Apache has twenty one days after the provision of all data by Nexus to either make its backing election or otherwise concede its interest in the graticular block containing Longtom to Nexus. The terms of the Apache buy-back right are the repayment of its proportional share (62.5%) of appraisal costs, plus a penalty multiple of six times this share.
As part of the gas sales agreement between Nexus and Santos, Santos has an option (providing Apache does not elect to back-in) to purchase an interest of up to 35% in the field for A$ 2 million per percentage point in the Longtom reservoirs encountered to date. Santos have a period of one month from granting of the production License in which to exercise this option.
As part of the agreement between Nexus and Santos, Nexus will submit a Preliminary Field Development Plan (FDP) to Government prior to the end of 2006. The FDP will detail Nexus' plans for Longtom gas field development, and is the first formal step toward obtaining a Production License for the field.

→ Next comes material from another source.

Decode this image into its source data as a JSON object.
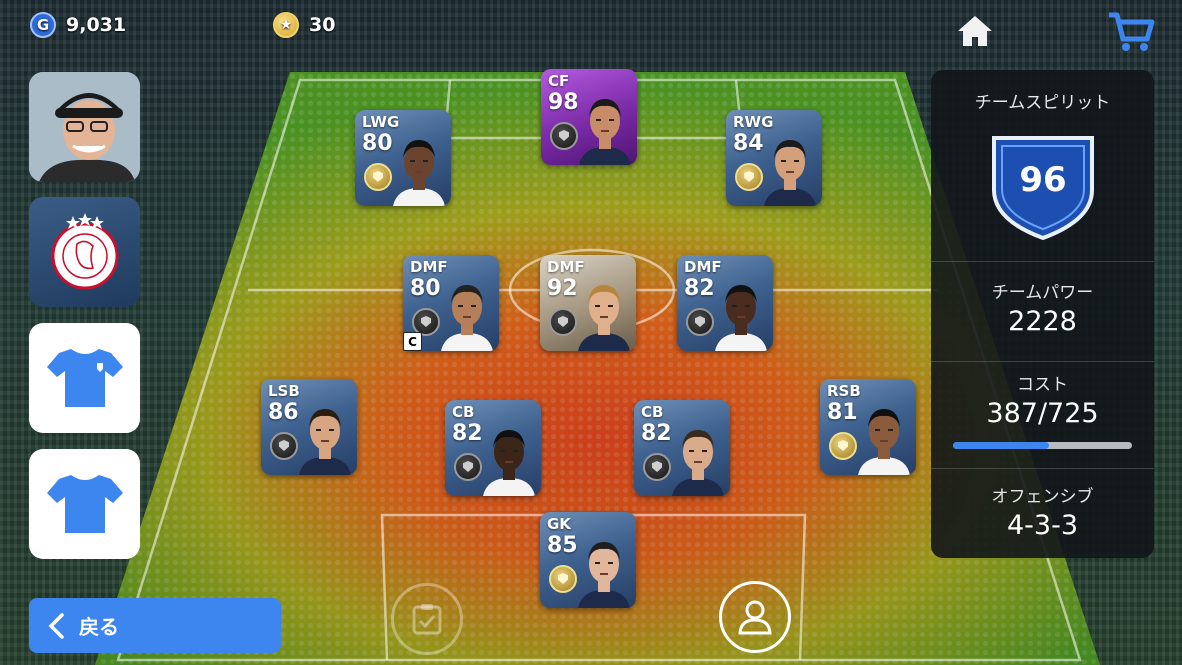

Subject to a successful flow test over the coming two weeks, Nexus is confident that Longtom will proceed to full field development. Nexus believes that the Longtom – 3 well has helped to define a substantial reserves base and a full field development decision is likely to be made by late 2006. It is expected reserves base will continue to be further enhanced by the drilling of a second Longtom development well planned for late 2007.
The Longtom-3 well is located in VIC/P54, in the offshore Gippsland Basin, Victoria.
Nexus Energy is the operator of VICP54 and holds a 100% stake. The Longtom -3 well is a sole risk appraisal project located in the VIC/P54 exploration permit. The sole risk appraisal project is being operated and funded by Nexus Energy. Apache Northwest Pty Ltd has back in rights pursuant to a joint venture agreement which enables Apache Northwest Pty to participate in any potential Longtom development upon the payment of a back in penalty.